初心者のためのLTspice入門 フィルタ回路の再確認(7)R3の値を100kΩに変更して実際の回路と比較する
オールパス・フィルタの実際の回路で、R3の値を前回の10kΩから100kΩに変更して実際の回路で位相の様子をADALM2000で確認し、次に示すLTspiceのシミュレーション結果と比較します。
LTspiceによるR3を100kΩにしたAC解析の結果は、次のようになります。位相が90°になるときの周波数は1.59kHzくらいになっています。
●過渡解析で入力、出力の位相によるずれ
LTspiceでR3を100kΩにしたときの過渡解析を行った結果を次に示します。入力と出力の時間のずれは、15kHzの信号で約31μsになっています。これらの結果と、実際の回路でのADALM2000の測定結果と比較します。

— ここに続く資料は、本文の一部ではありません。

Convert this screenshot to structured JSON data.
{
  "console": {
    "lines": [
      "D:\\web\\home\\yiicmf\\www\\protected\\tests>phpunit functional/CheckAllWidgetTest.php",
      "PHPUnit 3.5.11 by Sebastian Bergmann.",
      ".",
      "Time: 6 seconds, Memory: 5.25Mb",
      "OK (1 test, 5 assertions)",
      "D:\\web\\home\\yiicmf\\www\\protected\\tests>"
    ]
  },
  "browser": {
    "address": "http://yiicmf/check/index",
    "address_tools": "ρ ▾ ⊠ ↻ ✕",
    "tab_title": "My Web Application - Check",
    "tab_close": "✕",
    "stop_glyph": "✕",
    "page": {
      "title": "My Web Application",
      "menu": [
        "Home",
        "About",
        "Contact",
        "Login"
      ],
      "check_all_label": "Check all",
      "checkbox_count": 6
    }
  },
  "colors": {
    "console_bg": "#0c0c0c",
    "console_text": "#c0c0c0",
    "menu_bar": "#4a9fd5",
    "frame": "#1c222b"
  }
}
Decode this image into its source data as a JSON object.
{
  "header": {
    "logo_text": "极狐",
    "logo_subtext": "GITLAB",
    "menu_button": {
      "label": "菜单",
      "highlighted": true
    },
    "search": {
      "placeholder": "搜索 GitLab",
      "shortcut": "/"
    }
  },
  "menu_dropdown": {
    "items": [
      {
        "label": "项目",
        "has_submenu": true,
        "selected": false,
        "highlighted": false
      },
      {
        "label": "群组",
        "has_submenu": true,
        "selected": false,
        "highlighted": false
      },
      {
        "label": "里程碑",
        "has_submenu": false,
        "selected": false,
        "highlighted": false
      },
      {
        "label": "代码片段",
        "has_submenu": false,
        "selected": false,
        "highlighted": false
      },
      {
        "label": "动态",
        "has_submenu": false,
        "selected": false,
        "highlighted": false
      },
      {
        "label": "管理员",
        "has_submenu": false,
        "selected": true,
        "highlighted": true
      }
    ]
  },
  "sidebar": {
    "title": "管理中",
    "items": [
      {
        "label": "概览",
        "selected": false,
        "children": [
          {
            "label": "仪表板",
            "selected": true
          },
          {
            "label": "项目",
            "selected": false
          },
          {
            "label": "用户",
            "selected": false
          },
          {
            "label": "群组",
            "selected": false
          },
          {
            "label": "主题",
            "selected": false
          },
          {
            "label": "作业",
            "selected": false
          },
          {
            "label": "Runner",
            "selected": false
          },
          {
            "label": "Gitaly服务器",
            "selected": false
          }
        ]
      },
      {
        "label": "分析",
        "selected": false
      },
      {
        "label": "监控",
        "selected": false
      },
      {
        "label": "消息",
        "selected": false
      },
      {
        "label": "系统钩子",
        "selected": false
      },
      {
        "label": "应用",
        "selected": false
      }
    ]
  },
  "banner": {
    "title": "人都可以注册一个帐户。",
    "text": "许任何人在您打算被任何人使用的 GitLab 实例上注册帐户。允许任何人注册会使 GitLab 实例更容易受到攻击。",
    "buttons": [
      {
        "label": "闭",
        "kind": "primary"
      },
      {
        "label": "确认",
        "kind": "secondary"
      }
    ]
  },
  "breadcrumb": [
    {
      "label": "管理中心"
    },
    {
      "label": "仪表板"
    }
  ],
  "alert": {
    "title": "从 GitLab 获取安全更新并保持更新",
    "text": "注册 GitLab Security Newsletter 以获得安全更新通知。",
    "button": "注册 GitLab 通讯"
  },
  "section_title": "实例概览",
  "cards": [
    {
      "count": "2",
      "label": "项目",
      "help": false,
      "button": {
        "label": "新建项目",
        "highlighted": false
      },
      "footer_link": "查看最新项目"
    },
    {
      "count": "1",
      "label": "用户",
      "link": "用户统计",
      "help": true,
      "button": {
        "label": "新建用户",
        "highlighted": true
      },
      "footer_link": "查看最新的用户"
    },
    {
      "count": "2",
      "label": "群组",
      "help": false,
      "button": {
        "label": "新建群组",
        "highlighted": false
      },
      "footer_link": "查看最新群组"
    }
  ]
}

実験回路は、前回のR3を100kΩにしただけで、ほかの部分はすべて同じです。
オシロスコープの波形です。
Network Analyzerの測定結果を次に示します。カーソル1を90°の位相に合わせて、そのときの周波数の値をF1から読み取ると1.55kHzとなっています。LTspiceのシミュレーションでは1.58kHzとなっていて、ほぼ同等な結果です。カーソル2を180°の位相に合わせてF2の周波数を確認すると、38.6kHzでした。LTspiceでは32kHzくらいで少し違いがありますが、この領域では変化が少ないので部品のばらつきの範囲でないかと考えています。
●OPアンプをLT1115に変えてみる
OPアンプをLT1006から高域のゲインが大きなLT1115に変更して、周波数特性、位相のずれがどのようになるか確認します。
次に示すように、変更した後のLTspiceの周波数特性は、位相が90°時は1.55kHzとLT1006とほぼ同様な結果が得られました。
実際の回路でLT1115に変更し、確認した周波数特性の結果を次に示します。90°の位相時の周波数は1.53kHzで、LT1006と同等の結果が得られました。
●LTspiceで過渡解析を行う
LTspiceで、15kHzの信号入力で過渡解析を行った結果を次に示します。
赤の入力信号はきれいな正弦波です。しかし、青の出力は高い周波数の波形が重なったものになっていました。OPアンプが発振し高域の発振波形が重なったと考えられます。
ADALM2000で、実際の回路に15kHzの信号を加え出力信号をモニタした結果を次に示します。
紫色の出力信号は15kHzの信号に発振波形が重畳し太い信号となっています。時間軸を拡大して発振波形を確認すると次のような波形が表示されました。
次回、LT1006とLT1115の違いをデータシートなどで確認し、発振の対策を検討します。